The hospital where I’d been in the coma, Wexham Park, couldn’t have been better. But I pissed them off in the end. I wanted to go home, ’cos I’d had enough, but they told me there was no way I could leave. I mean, at that point I couldn’t walk; I had a neck brace on; my arm still hadn’t come back to life; and I was in excruciating fucking pain. But my dream had fucked me up. I was convinced that Sharon was flying around the world in a private jet with a hot tub in the back, while being shagged senseless by some billionaire. If I was in hospital, I thought, I had no chance of getting her back. But by the time Sharon had raced over to the hospital with the kids to tell me for the millionth time that everything was OK, that it was all just a dream, it was too late: I’d managed to sign myself out. So Sharon had to get a hospital bed for me at Welders House and a home-help nurse to wipe my arse and shake my dick. For weeks, the only way I could get from room to room was in a wheelchair, and every night I had to be carried upstairs to go to bed.
But eventually I made a full recovery. Or as full as anyone could expect. My short-term memory seemed worse, but maybe that was just age, or the sleeping pills. And my ribcage is still full of screws and bolts and metal rods. When I walk through an airport metal detector these days, a klaxon goes off in the Pentagon.
But I can’t complain, y’know? I remember when I first went back to America after the crash, and I had to go to the do
c for a check-up. He took all these X-rays of my chest, put them up on the viewing box, and started to whistle through his teeth. ‘Nice work,’ he said. ‘Must have been a bit pricey, though. What did it cost ya? Seven figures? Eight?’
‘Nothing, actually,’ I said.
He couldn’t believe it. ‘What d’you mean?’
‘National Health Service,’ I said, and shrugged.
‘Holy crap,’ he went. ‘No wonder you guys put up with the weather.’
Once I was out of the wheelchair and the neck brace, it was time to renegotiate our contract with MTV – again. But I couldn’t face another season of The Osbournes.
Enough was enough.
Anyway, by then MTV had killed the show by trying to wring every last ounce of dough out of it. It seemed to be on twenty-four hours a day. And when you overdo a show like that, people get bored. You want the folks at home to be saying, ‘Oh, it’s nine o’clock. Time for The Osbournes.’ You want them to be jacked up for it. But when it’s on every night, they just say, ‘Meh, it’ll be on tomorrow.’ They did the exact same thing with Who Wants to be a Millionaire?

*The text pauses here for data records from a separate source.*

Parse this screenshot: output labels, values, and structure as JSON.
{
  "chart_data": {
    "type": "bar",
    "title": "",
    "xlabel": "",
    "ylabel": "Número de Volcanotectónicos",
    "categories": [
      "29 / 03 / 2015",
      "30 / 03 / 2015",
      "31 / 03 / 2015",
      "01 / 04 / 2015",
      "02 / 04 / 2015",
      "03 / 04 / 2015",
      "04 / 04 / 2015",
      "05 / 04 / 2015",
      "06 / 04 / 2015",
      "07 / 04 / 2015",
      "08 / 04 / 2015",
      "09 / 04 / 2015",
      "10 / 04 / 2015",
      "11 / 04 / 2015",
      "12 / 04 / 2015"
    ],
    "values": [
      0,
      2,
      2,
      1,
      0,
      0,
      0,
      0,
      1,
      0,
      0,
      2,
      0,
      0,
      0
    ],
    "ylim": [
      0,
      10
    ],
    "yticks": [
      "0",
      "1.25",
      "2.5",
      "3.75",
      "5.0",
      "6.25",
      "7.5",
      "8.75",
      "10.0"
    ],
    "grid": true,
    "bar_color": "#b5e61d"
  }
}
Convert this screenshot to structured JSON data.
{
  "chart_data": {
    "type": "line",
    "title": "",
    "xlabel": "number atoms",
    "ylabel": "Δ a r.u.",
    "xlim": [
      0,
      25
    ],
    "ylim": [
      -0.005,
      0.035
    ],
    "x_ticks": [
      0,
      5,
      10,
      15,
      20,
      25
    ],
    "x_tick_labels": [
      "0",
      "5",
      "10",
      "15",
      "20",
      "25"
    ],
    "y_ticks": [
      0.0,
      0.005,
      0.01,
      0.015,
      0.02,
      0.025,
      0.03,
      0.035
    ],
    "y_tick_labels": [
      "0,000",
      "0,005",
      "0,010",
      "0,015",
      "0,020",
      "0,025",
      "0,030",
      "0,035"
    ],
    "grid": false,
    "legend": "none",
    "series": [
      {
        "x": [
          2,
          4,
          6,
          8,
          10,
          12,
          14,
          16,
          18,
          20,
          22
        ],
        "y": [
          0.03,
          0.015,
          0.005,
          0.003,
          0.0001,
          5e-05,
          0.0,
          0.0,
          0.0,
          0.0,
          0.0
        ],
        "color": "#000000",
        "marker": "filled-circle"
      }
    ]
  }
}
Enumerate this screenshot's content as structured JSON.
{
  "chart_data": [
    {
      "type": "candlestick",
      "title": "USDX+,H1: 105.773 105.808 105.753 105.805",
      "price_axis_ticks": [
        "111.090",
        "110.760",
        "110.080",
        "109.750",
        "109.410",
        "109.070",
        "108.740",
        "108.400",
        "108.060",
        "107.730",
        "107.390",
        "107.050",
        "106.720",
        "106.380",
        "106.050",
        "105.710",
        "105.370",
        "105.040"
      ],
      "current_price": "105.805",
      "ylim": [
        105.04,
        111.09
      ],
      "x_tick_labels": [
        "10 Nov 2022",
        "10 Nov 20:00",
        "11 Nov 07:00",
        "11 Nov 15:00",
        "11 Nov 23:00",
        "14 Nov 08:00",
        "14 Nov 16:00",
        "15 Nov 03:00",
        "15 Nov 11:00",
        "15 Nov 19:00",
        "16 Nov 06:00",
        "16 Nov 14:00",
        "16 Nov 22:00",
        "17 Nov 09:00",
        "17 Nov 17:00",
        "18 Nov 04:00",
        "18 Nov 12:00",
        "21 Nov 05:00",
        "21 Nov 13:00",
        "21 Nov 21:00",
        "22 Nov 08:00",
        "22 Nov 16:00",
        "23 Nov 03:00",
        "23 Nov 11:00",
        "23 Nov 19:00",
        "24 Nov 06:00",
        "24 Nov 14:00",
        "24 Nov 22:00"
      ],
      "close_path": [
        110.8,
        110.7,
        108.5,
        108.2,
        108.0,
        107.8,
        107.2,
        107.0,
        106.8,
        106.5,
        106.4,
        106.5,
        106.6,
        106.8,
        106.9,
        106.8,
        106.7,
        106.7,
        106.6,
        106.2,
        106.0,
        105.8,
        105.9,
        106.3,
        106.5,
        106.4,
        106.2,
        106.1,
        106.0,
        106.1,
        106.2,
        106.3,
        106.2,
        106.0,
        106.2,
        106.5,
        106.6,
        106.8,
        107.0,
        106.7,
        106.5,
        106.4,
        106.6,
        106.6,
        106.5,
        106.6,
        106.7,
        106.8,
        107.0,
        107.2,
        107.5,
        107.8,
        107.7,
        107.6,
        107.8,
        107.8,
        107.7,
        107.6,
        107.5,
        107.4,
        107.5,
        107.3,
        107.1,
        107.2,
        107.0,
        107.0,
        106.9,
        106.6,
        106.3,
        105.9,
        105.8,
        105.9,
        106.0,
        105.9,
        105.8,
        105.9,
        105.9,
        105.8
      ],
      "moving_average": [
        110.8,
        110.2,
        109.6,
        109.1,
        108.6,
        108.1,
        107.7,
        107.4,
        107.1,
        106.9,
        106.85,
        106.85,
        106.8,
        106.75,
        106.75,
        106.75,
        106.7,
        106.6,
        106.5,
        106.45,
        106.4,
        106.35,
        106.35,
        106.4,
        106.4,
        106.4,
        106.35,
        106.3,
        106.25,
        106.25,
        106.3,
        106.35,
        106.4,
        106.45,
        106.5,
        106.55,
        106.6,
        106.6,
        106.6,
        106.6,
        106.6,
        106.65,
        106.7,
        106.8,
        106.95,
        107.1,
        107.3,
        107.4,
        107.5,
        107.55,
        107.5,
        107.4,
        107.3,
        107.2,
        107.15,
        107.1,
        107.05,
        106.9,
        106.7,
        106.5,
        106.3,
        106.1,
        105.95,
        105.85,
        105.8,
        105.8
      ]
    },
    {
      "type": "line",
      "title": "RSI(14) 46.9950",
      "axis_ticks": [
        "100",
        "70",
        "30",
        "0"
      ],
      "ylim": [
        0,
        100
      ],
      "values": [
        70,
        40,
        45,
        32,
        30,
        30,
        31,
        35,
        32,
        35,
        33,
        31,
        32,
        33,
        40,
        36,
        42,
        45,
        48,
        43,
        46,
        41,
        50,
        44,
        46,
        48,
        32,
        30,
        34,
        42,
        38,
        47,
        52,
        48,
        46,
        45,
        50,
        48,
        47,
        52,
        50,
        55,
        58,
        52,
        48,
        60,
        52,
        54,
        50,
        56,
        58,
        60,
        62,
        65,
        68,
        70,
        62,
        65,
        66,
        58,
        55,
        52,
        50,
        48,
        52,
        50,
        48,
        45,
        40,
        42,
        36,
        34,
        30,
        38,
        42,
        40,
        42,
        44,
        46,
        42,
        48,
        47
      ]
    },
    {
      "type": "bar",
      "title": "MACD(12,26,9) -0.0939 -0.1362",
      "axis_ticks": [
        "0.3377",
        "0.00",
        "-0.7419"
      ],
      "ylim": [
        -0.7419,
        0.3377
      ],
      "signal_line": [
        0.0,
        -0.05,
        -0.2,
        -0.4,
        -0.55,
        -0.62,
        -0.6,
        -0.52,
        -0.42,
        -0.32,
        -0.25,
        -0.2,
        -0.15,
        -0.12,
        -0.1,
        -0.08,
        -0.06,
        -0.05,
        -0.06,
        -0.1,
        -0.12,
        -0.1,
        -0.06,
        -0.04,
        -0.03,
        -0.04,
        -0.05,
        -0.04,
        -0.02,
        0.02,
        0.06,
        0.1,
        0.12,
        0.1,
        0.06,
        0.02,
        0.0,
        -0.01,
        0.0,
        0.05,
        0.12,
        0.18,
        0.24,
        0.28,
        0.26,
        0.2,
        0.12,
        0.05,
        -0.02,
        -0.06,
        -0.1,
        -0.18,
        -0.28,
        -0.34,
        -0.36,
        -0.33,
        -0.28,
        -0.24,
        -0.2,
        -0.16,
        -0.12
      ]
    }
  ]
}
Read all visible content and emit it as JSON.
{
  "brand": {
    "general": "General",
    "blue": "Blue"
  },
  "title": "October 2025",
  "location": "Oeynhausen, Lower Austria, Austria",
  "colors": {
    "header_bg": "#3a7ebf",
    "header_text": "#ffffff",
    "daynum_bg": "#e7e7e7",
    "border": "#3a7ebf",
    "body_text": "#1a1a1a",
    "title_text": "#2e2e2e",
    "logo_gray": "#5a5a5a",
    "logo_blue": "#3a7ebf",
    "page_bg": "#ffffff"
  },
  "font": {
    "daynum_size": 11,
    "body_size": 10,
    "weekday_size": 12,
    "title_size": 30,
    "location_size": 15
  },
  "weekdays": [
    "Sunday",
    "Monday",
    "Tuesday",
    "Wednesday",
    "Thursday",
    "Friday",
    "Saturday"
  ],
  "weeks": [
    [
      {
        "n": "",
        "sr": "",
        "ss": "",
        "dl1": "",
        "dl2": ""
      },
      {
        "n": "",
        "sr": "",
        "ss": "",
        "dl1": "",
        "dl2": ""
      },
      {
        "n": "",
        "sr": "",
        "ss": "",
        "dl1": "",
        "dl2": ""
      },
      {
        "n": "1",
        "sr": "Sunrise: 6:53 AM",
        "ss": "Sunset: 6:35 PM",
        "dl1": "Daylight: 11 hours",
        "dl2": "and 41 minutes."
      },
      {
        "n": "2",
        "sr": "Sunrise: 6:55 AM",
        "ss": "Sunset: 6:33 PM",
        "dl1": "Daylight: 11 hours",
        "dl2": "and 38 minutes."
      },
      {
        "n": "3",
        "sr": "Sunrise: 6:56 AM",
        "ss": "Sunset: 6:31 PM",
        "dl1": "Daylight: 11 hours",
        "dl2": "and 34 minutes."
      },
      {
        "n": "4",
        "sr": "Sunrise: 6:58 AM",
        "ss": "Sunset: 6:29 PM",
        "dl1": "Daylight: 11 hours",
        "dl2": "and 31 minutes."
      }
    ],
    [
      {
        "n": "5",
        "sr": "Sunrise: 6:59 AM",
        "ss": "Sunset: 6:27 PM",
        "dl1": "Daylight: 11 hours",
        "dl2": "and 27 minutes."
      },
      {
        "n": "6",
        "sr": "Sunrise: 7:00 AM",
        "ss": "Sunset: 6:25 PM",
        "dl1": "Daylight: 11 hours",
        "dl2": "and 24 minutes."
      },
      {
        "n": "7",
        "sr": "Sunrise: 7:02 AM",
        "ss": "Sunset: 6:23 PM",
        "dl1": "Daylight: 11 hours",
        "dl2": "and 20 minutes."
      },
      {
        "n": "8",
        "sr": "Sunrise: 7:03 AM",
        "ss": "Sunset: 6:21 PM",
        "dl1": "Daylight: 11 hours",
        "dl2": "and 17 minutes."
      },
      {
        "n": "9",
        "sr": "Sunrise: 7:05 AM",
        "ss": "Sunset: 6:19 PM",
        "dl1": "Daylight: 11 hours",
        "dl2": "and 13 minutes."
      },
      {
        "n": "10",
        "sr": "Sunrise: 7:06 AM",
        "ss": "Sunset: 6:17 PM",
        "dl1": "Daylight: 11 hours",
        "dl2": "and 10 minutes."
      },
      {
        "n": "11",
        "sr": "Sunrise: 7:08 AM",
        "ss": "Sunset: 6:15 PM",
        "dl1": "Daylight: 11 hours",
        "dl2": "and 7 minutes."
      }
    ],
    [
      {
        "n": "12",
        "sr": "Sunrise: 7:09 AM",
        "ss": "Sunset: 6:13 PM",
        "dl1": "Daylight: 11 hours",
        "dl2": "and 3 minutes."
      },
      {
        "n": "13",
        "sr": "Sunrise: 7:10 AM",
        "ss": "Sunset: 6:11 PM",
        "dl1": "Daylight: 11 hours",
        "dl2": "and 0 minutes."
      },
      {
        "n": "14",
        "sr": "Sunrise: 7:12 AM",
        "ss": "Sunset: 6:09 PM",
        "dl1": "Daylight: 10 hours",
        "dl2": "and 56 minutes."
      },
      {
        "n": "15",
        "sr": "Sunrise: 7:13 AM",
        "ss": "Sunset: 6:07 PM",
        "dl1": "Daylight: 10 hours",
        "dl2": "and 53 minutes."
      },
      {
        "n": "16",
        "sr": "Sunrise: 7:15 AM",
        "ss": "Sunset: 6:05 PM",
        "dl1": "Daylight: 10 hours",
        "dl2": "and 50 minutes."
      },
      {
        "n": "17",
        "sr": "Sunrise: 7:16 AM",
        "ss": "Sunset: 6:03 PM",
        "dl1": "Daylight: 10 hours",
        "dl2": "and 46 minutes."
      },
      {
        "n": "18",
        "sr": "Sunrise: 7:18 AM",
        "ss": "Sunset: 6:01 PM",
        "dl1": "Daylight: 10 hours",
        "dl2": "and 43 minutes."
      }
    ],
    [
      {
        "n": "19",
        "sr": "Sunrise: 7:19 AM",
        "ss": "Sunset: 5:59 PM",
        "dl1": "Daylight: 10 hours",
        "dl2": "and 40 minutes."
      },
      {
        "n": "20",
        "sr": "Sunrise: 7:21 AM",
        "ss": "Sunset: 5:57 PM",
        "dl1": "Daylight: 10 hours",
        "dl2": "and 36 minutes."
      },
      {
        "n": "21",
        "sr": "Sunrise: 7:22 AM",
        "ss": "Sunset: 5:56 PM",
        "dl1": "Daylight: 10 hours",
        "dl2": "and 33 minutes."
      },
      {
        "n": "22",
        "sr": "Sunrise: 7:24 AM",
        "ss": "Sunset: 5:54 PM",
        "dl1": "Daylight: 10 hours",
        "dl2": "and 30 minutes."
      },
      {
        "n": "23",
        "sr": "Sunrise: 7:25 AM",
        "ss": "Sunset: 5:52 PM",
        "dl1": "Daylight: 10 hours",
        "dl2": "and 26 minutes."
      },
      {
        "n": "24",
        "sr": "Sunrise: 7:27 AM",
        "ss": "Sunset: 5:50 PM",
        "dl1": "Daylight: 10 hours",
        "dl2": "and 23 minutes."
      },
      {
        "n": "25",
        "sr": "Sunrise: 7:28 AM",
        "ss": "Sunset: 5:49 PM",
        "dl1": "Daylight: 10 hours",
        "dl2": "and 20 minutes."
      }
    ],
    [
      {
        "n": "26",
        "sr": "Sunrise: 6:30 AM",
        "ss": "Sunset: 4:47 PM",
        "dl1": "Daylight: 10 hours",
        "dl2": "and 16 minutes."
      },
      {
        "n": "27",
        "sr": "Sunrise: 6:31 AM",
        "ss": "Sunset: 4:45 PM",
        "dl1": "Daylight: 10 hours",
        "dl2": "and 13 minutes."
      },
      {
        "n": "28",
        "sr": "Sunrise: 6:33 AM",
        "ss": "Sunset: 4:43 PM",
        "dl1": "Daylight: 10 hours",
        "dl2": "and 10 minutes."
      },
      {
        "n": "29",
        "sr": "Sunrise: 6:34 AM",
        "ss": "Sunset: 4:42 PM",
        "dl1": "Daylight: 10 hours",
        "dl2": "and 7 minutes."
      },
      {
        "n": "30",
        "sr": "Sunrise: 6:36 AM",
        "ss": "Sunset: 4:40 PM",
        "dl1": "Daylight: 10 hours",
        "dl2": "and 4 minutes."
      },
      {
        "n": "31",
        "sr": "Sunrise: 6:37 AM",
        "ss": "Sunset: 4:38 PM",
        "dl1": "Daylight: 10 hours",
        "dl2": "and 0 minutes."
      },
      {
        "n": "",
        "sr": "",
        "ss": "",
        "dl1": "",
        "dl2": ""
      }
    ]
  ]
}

It was brilliant for five minutes, then you couldn’t get away from it.
Another problem was that after three years of doing the show, we’d filmed just about everything we could ever film. So, for the last season, we had to come up with all these gimmicks – and we were so famous that we were mobbed whenever we left the house. It started to feel a bit fake, which was the exact opposite of what The Osbournes was all about.
So that was the end of it. By 2005 the show was over, Fort Apache was taken down, and the crew moved out. Not long after, Jack and Kelly moved out too. But I like to think we made our mark on TV. And especially on MTV. They love reality shows now, that lot. You have to stay up until three in the morning just to catch a music video these days. And, of course, a lot of people have tried to take credit for The Osbournes now that it’s over. But I’ve never been in any doubt about who were the true creators of The Osbournes.